Details
- NVIDIA introduced Nemotron 3 Super, a 120B-parameter model (12B active per token) using a hybrid Mamba-Transformer Mixture-of-Experts (MoE) architecture with native 1M-token context window.
- Part of the Nemotron 3 family including Nano (30B/3B active, available now), Super (optimized for collaborative agents and high-volume workloads like IT automation), and Ultra (500B/50B active for complex reasoning, releases pending in early 2026).
- Key innovations: Latent MoE for hardware-aware expert design, multi-token prediction (MTP) for efficient long-form generation, and training in 4-bit NVFP4 precision on Blackwell GPUs, reducing memory use without accuracy loss.
- Nemotron 3 improves on Nemotron 2 with up to 4x higher token throughput, 60% fewer reasoning tokens, and expanded context, outperforming models like GPT-OSS-20B and Qwen3-30B on benchmarks.
- Designed for multi-agent efficiency, high throughput, and self-hosting with open weights; Nano available on Hugging Face and platforms like Baseten, with enterprise support via NVIDIA NIM microservices.
- Accompanied by open-source NeMo Gym, NeMo RL for training environments, and NeMo Evaluator for safety/performance validation.
Impact
NVIDIA's Nemotron 3 Super advances multi-agent AI systems by combining hybrid Mamba-Transformer MoE with NVFP4 training on Blackwell, delivering superior throughput and 1M-token context that outpaces open rivals like Mistral Large 3 and DeepSeek in agent coordination and efficiency, while matching or exceeding proprietary frontier models in reasoning at lower compute costs.
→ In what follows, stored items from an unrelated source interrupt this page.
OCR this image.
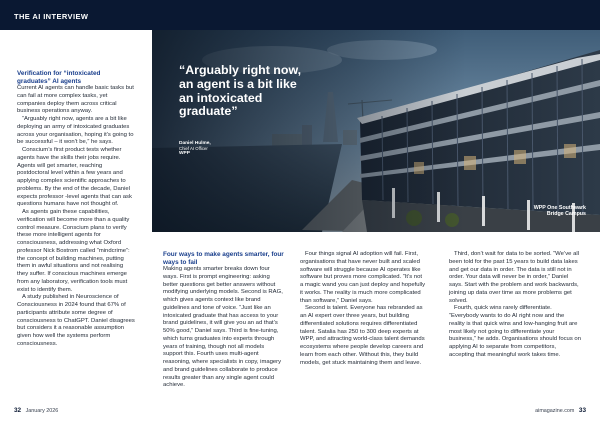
THE AI INTERVIEW

Verification for “intoxicated graduates” AI agents

Current AI agents can handle basic tasks but can fail at more complex tasks, yet companies deploy them across critical business operations anyway.

“Arguably right now, agents are a bit like deploying an army of intoxicated graduates across your organisation, hoping it’s going to be successful – it won’t be,” he says.

Conscium’s first product tests whether agents have the skills their jobs require. Agents will get smarter, reaching postdoctoral level within a few years and applying complex scientific approaches to problems. By the end of the decade, Daniel expects professor -level agents that can ask questions humans have not thought of.

As agents gain these capabilities, verification will become more than a quality control measure. Conscium plans to verify these more intelligent agents for consciousness, addressing what Oxford professor Nick Bostrom called “mindcrime”: the concept of building machines, putting them in awful situations and not realising they suffer. If conscious machines emerge from any laboratory, verification tools must exist to identify them.

A study published in Neuroscience of Consciousness in 2024 found that 67% of participants attribute some degree of consciousness to ChatGPT. Daniel disagrees but considers it a reasonable assumption given how well the systems perform consciousness.

“Arguably right now, an agent is a bit like an intoxicated graduate”

Daniel Hulme,
Chief AI Officer
WPP
WPP One Southwark
Bridge Campus

Four ways to make agents smarter, four ways to fail

Making agents smarter breaks down four ways. First is prompt engineering: asking better questions get better answers without modifying underlying models. Second is RAG, which gives agents context like brand guidelines and tone of voice. “Just like an intoxicated graduate that has access to your brand guidelines, it will give you an ad that’s 50% good,” Daniel says. Third is fine-tuning, which turns graduates into experts through years of training, though not all models support this. Fourth uses multi-agent reasoning, where specialists in copy, imagery and brand guidelines collaborate to produce results greater than any single agent could achieve.

Four things signal AI adoption will fail. First, organisations that have never built and scaled software will struggle because AI operates like software but proves more complicated. “It’s not a magic wand you can just deploy and hopefully it works. The reality is much more complicated than software,” Daniel says.

Second is talent. Everyone has rebranded as an AI expert over three years, but building differentiated solutions requires differentiated talent. Satalia has 250 to 300 deep experts at WPP, and attracting world-class talent demands ecosystems where people develop careers and learn from each other. Without this, they build models, get stuck maintaining them and leave.

Third, don’t wait for data to be sorted. “We’ve all been told for the past 15 years to build data lakes and get our data in order. The data is still not in order. Your data will never be in order,” Daniel says. Start with the problem and work backwards, joining up data over time as more problems get solved.

Fourth, quick wins rarely differentiate. “Everybody wants to do AI right now and the reality is that quick wins and low-hanging fruit are most likely not going to differentiate your business,” he adds. Organisations should focus on applying AI to separate from competitors, accepting that meaningful work takes time.

32 January 2026	aimagazine.com 33
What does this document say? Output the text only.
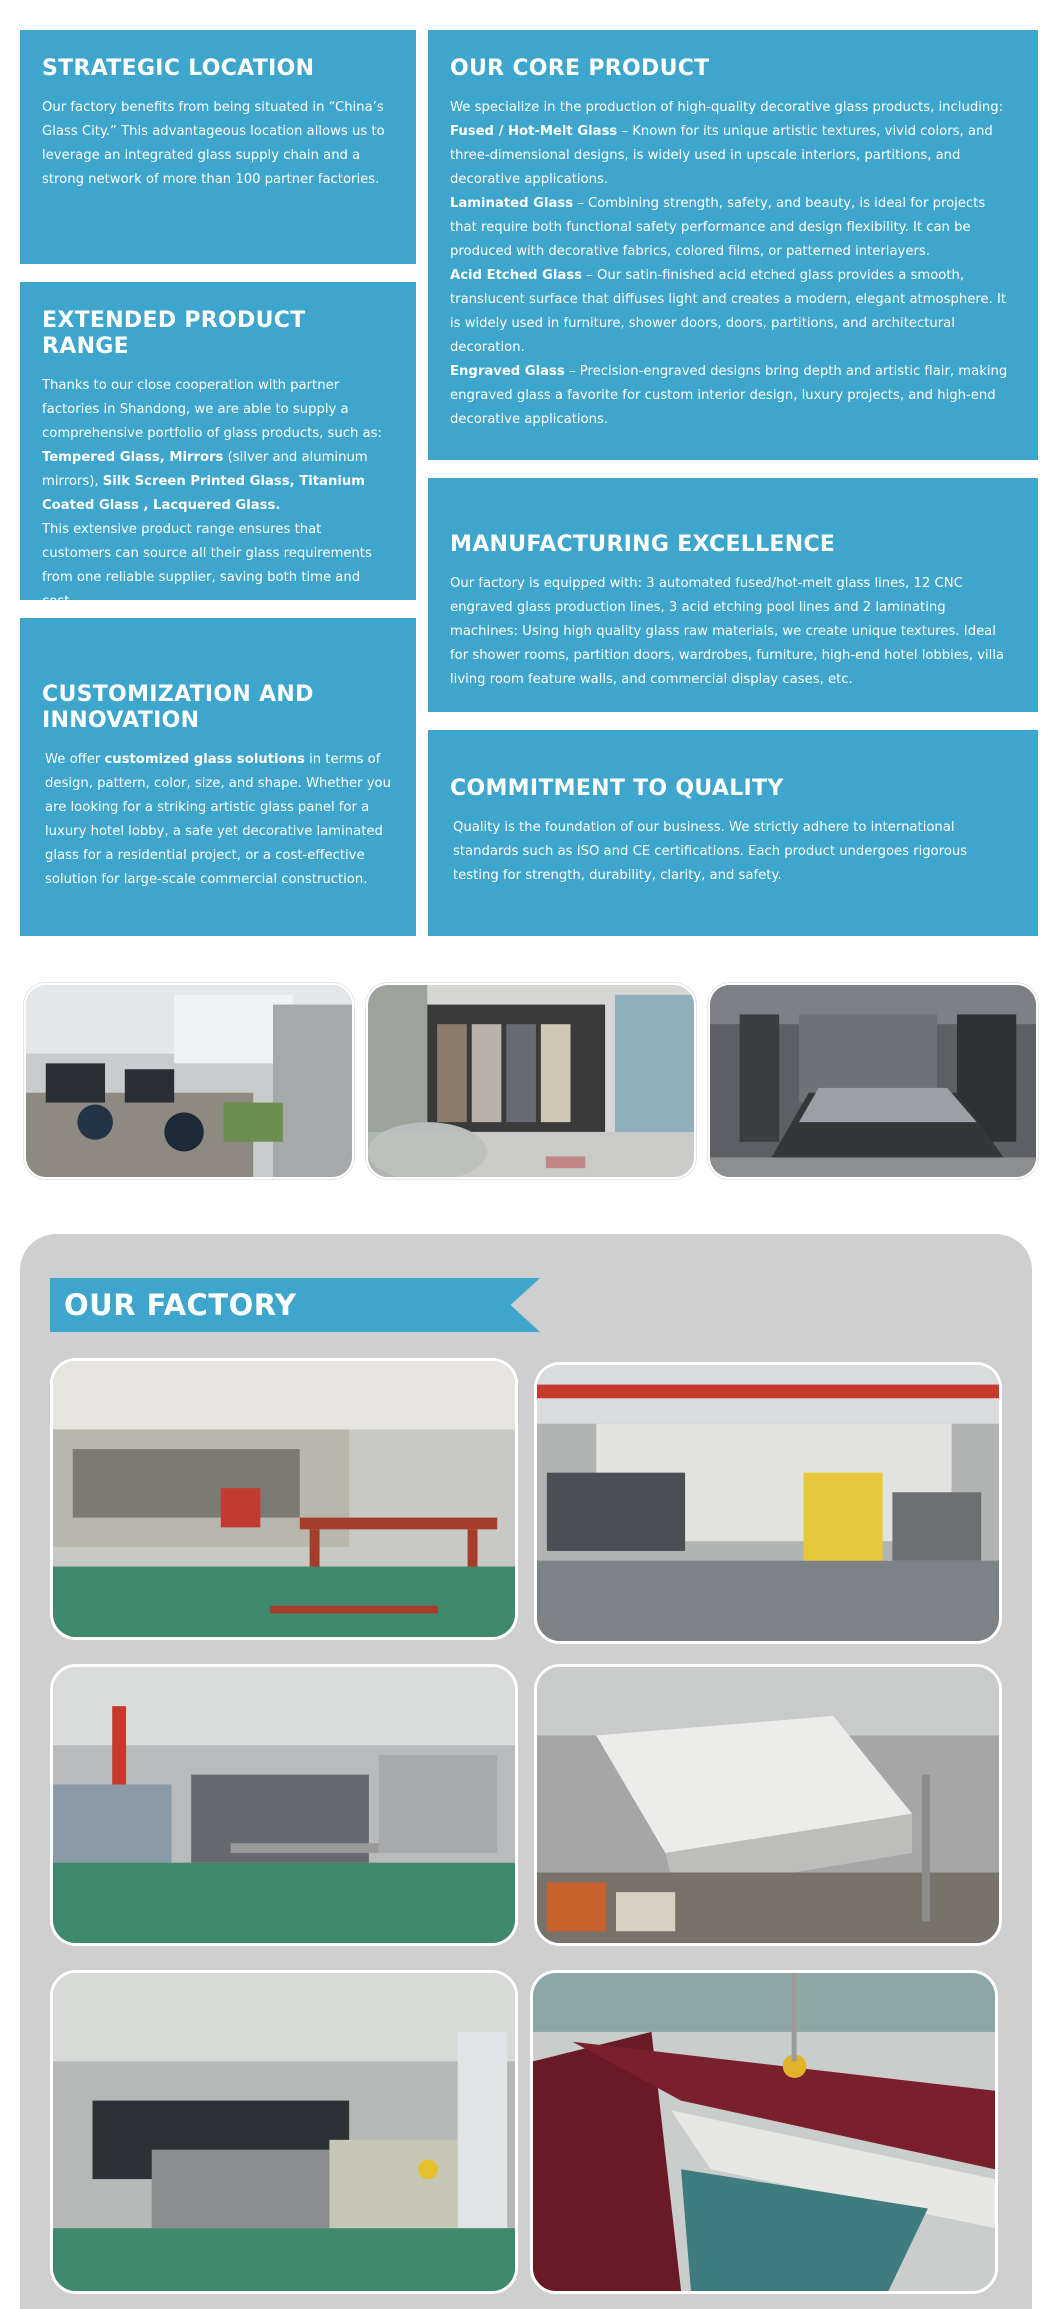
STRATEGIC LOCATION

Our factory benefits from being situated in “China’s Glass City.” This advantageous location allows us to leverage an integrated glass supply chain and a strong network of more than 100 partner factories.

OUR CORE PRODUCT

We specialize in the production of high-quality decorative glass products, including:
Fused / Hot-Melt Glass – Known for its unique artistic textures, vivid colors, and three-dimensional designs, is widely used in upscale interiors, partitions, and decorative applications.
Laminated Glass – Combining strength, safety, and beauty, is ideal for projects that require both functional safety performance and design flexibility. It can be produced with decorative fabrics, colored films, or patterned interlayers.
Acid Etched Glass – Our satin-finished acid etched glass provides a smooth, translucent surface that diffuses light and creates a modern, elegant atmosphere. It is widely used in furniture, shower doors, doors, partitions, and architectural decoration.
Engraved Glass – Precision-engraved designs bring depth and artistic flair, making engraved glass a favorite for custom interior design, luxury projects, and high-end decorative applications.

EXTENDED PRODUCT RANGE

Thanks to our close cooperation with partner factories in Shandong, we are able to supply a comprehensive portfolio of glass products, such as:
Tempered Glass, Mirrors (silver and aluminum mirrors), Silk Screen Printed Glass, Titanium Coated Glass , Lacquered Glass.
This extensive product range ensures that customers can source all their glass requirements from one reliable supplier, saving both time and cost.

MANUFACTURING EXCELLENCE

Our factory is equipped with: 3 automated fused/hot-melt glass lines, 12 CNC engraved glass production lines, 3 acid etching pool lines and 2 laminating machines: Using high quality glass raw materials, we create unique textures. Ideal for shower rooms, partition doors, wardrobes, furniture, high-end hotel lobbies, villa living room feature walls, and commercial display cases, etc.

CUSTOMIZATION AND INNOVATION

We offer customized glass solutions in terms of design, pattern, color, size, and shape. Whether you are looking for a striking artistic glass panel for a luxury hotel lobby, a safe yet decorative laminated glass for a residential project, or a cost-effective solution for large-scale commercial construction.

COMMITMENT TO QUALITY

Quality is the foundation of our business. We strictly adhere to international standards such as ISO and CE certifications. Each product undergoes rigorous testing for strength, durability, clarity, and safety.

OUR FACTORY
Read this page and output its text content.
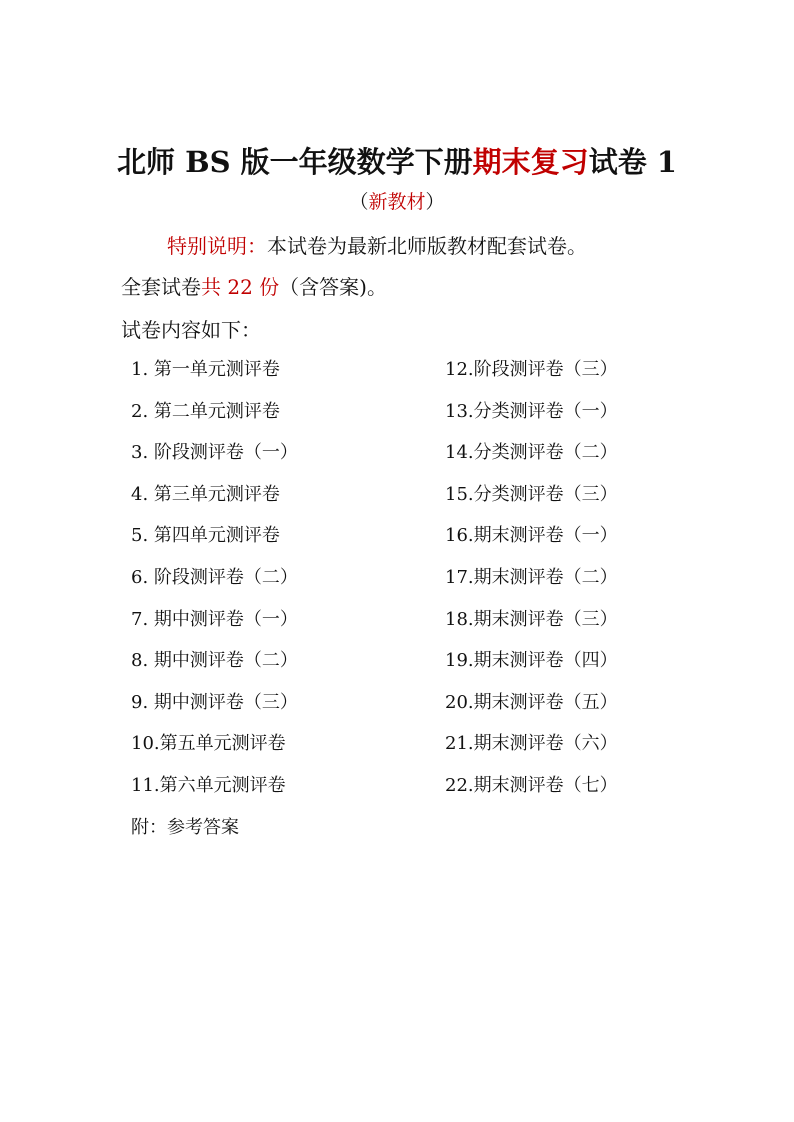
北师 BS 版一年级数学下册期末复习试卷 1
（新教材）
特别说明：本试卷为最新北师版教材配套试卷。
全套试卷共 22 份（含答案)。
试卷内容如下：
1. 第一单元测评卷	12.阶段测评卷（三）
2. 第二单元测评卷	13.分类测评卷（一）
3. 阶段测评卷（一）	14.分类测评卷（二）
4. 第三单元测评卷	15.分类测评卷（三）
5. 第四单元测评卷	16.期末测评卷（一）
6. 阶段测评卷（二）	17.期末测评卷（二）
7. 期中测评卷（一）	18.期末测评卷（三）
8. 期中测评卷（二）	19.期末测评卷（四）
9. 期中测评卷（三）	20.期末测评卷（五）
10.第五单元测评卷	21.期末测评卷（六）
11.第六单元测评卷	22.期末测评卷（七）
附：参考答案
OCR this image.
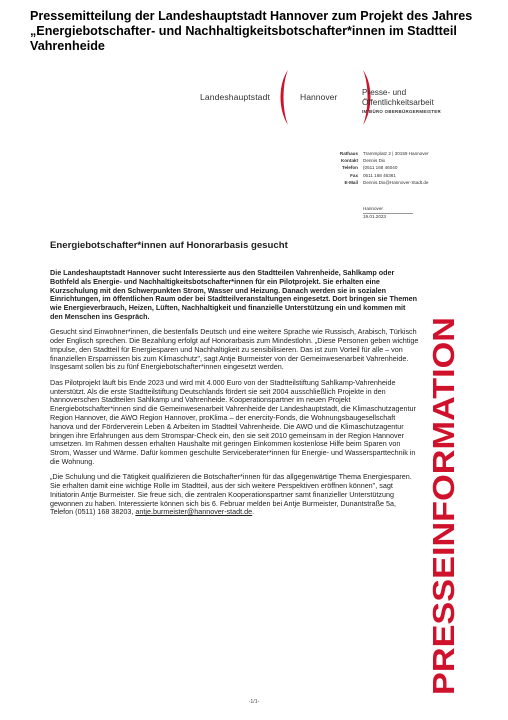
Pressemitteilung der Landeshauptstadt Hannover zum Projekt des Jahres „Energiebotschafter- und Nachhaltigkeitsbotschafter*innen im Stadtteil Vahrenheide
Landeshauptstadt	Hannover	Presse- und
Öffentlichkeitsarbeit
IM BÜRO OBERBÜRGERMEISTER
Rathaus	Trammplatz 2 | 30159 Hannover
Kontakt	Dennis Dix
Telefon	(0511 168 46040
Fax	0511 168 46361
E-Mail	Dennis.Dix@Hannover-Stadt.de
Hannover
19.01.2023
Energiebotschafter*innen auf Honorarbasis gesucht

Die Landeshauptstadt Hannover sucht Interessierte aus den Stadtteilen Vahrenheide, Sahlkamp oder Bothfeld als Energie- und Nachhaltigkeitsbotschafter*innen für ein Pilotprojekt. Sie erhalten eine Kurzschulung mit den Schwerpunkten Strom, Wasser und Heizung. Danach werden sie in sozialen Einrichtungen, im öffentlichen Raum oder bei Stadtteilveranstaltungen eingesetzt. Dort bringen sie Themen wie Energieverbrauch, Heizen, Lüften, Nachhaltigkeit und finanzielle Unterstützung ein und kommen mit den Menschen ins Gespräch.

Gesucht sind Einwohner*innen, die bestenfalls Deutsch und eine weitere Sprache wie Russisch, Arabisch, Türkisch oder Englisch sprechen. Die Bezahlung erfolgt auf Honorarbasis zum Mindestlohn. „Diese Personen geben wichtige Impulse, den Stadtteil für Energiesparen und Nachhaltigkeit zu sensibilisieren. Das ist zum Vorteil für alle – von finanziellen Ersparnissen bis zum Klimaschutz", sagt Antje Burmeister von der Gemeinwesenarbeit Vahrenheide. Insgesamt sollen bis zu fünf Energiebotschafter*innen eingesetzt werden.

Das Pilotprojekt läuft bis Ende 2023 und wird mit 4.000 Euro von der Stadtteilstiftung Sahlkamp-Vahrenheide unterstützt. Als die erste Stadtteilstiftung Deutschlands fördert sie seit 2004 ausschließlich Projekte in den hannoverschen Stadtteilen Sahlkamp und Vahrenheide. Kooperationspartner im neuen Projekt Energiebotschafter*innen sind die Gemeinwesenarbeit Vahrenheide der Landeshauptstadt, die Klimaschutzagentur Region Hannover, die AWO Region Hannover, proKlima – der enercity-Fonds, die Wohnungsbaugesellschaft hanova und der Förderverein Leben & Arbeiten im Stadtteil Vahrenheide. Die AWO und die Klimaschutzagentur bringen ihre Erfahrungen aus dem Stromspar-Check ein, den sie seit 2010 gemeinsam in der Region Hannover umsetzen. Im Rahmen dessen erhalten Haushalte mit geringen Einkommen kostenlose Hilfe beim Sparen von Strom, Wasser und Wärme. Dafür kommen geschulte Serviceberater*innen für Energie- und Wassersparttechnik in die Wohnung.

„Die Schulung und die Tätigkeit qualifizieren die Botschafter*innen für das allgegenwärtige Thema Energiesparen. Sie erhalten damit eine wichtige Rolle im Stadtteil, aus der sich weitere Perspektiven eröffnen können", sagt Initiatorin Antje Burmeister. Sie freue sich, die zentralen Kooperationspartner samt finanzieller Unterstützung gewonnen zu haben. Interessierte können sich bis 6. Februar melden bei Antje Burmeister, Dunantstraße 5a, Telefon (0511) 168 38203, antje.burmeister@hannover-stadt.de.	PRESSEINFORMATION
-1/1-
This positions NVIDIA to pressure incumbents like OpenAI and Anthropic, whose dense models lag in multi-agent scalability and open-weight accessibility, potentially accelerating adoption in enterprise workflows such as IT automation and long-horizon planning. By open-sourcing tools like NeMo Gym, it lowers barriers for developers building agent swarms, shifting market dynamics toward hardware-optimized, efficient inference on NVIDIA GPUs and easing GPU bottlenecks. Over the next 12-24 months, expect this to steer R&D toward latent MoE and low-precision training, boosting funding into agentic systems and reinforcing NVIDIA's lead in the AI hardware-software stack amid rising demands for on-device and edge deployments.